Reputation: 1107
I have a very strange problem with #any? printing true for an array that only has nil objects.
The background: This is all taking part in the model - I have a list of records in an array and I set the array's element to nil if the indexed item matches certain criteria. Because I was not getting the results I was expecting (writing tests), I whacked in some debugging.
logger.debug "SIZE #{my_event_type_time_units.size}"
logger.debug "CLASS #{my_event_type_time_units.class}"

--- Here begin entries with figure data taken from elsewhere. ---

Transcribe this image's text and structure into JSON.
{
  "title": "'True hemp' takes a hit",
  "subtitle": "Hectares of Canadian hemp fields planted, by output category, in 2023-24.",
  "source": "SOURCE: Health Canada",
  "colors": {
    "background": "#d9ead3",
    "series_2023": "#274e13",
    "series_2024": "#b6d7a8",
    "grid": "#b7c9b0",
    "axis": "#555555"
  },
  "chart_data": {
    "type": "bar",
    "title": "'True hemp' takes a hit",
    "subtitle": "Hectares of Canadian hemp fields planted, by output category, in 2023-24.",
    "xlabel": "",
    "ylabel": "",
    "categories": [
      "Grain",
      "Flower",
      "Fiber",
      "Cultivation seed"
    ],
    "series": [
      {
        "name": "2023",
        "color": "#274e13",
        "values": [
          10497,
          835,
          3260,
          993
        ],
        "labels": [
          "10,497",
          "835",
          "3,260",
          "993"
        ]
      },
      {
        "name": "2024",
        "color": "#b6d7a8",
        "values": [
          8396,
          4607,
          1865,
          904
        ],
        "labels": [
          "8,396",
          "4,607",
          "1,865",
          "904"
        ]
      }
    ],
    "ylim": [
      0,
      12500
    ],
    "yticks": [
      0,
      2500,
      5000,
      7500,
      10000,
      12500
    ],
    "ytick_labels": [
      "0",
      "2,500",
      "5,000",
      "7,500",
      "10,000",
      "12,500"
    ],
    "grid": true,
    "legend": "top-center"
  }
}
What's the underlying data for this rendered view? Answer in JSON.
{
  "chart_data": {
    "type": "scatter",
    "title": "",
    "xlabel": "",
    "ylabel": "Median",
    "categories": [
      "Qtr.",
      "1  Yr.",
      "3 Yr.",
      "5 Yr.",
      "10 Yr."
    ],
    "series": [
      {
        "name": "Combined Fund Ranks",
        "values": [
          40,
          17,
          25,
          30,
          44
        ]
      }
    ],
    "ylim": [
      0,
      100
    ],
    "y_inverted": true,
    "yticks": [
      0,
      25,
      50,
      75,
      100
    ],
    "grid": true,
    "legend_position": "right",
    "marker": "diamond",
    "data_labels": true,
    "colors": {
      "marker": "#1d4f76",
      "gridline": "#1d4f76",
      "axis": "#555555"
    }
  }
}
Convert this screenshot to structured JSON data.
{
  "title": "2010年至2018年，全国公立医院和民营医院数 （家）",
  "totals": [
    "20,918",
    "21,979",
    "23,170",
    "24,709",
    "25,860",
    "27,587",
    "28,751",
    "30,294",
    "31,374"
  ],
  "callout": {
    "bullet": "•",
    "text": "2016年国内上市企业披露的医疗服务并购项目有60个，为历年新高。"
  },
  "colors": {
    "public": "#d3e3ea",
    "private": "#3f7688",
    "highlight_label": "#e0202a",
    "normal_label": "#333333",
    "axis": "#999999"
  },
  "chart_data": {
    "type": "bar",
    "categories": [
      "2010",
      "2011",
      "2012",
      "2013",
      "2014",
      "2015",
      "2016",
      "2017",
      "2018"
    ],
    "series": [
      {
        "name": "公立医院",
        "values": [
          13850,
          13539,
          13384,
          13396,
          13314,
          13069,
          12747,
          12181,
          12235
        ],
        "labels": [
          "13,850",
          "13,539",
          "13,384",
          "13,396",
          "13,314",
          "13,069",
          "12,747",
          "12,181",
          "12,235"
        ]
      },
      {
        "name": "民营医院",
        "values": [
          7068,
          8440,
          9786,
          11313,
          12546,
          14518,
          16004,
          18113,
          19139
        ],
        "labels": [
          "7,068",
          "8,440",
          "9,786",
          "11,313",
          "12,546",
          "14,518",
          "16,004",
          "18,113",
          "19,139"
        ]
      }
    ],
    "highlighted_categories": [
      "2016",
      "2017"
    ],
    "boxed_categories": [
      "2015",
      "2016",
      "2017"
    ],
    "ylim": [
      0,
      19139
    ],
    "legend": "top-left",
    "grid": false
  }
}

my_event_type_time_units.each { |r| logger.debug "#{r.class}" }
logger.debug "ANY? #{my_event_type_time_units.any?}"
Output
SIZE 3
CLASS Array
NilClass
NilClass
NilClass
ANY? true
As an aside, when I tried the any? with a list of nil objects, it returned false.
[nil, nil, nil].any? ## false
Can anyone tell me what I'm doing wrong. This is my first time using #any? but it can't be that hard. Can it?
any? will return true if at least one of the collection members is not false or nil
Upvotes: 1
Views: 238
Reputation: 26997
You are looking at Ruby's implementation of any?
, not Rails. Remember that Rails associations (specifically Arel associations) are NOT actual arrays... they are more sophisticated than that. Anything you return from a model is an association, not an array. Rails monkey-patches things to make them behave like regular Ruby objects (such has .class
returning Array
, but that is not always the case. Here's Rail's code for any?
:
# activerecord/lib/active_record/associations/collection_association.rb, line 268
def any?
if block_given?
load_target.any? { |*block_args| yield(*block_args) }
else
!empty?
end
end
And here's Ruby's:
static VALUE
enum_any(VALUE obj)
{
VALUE result = Qfalse;
rb_block_call(obj, id_each, 0, 0, ENUMFUNC(any), (VALUE)&result);
return result;
}
They behave differently.
I'm not sure what you are trying to accomplish, but I suspect that any?
is not the right method. I would suggest looking into include?
or even compact
...
Upvotes: 1
Reputation: 160211
Not sure which version of Rails you're using, but in < 3.1; any?
is this:
def any?
if block_given?
method_missing(:any?) { |*block_args| yield(*block_args) }
else
!empty?
end
end
Remember: Rails associations are not real arrays.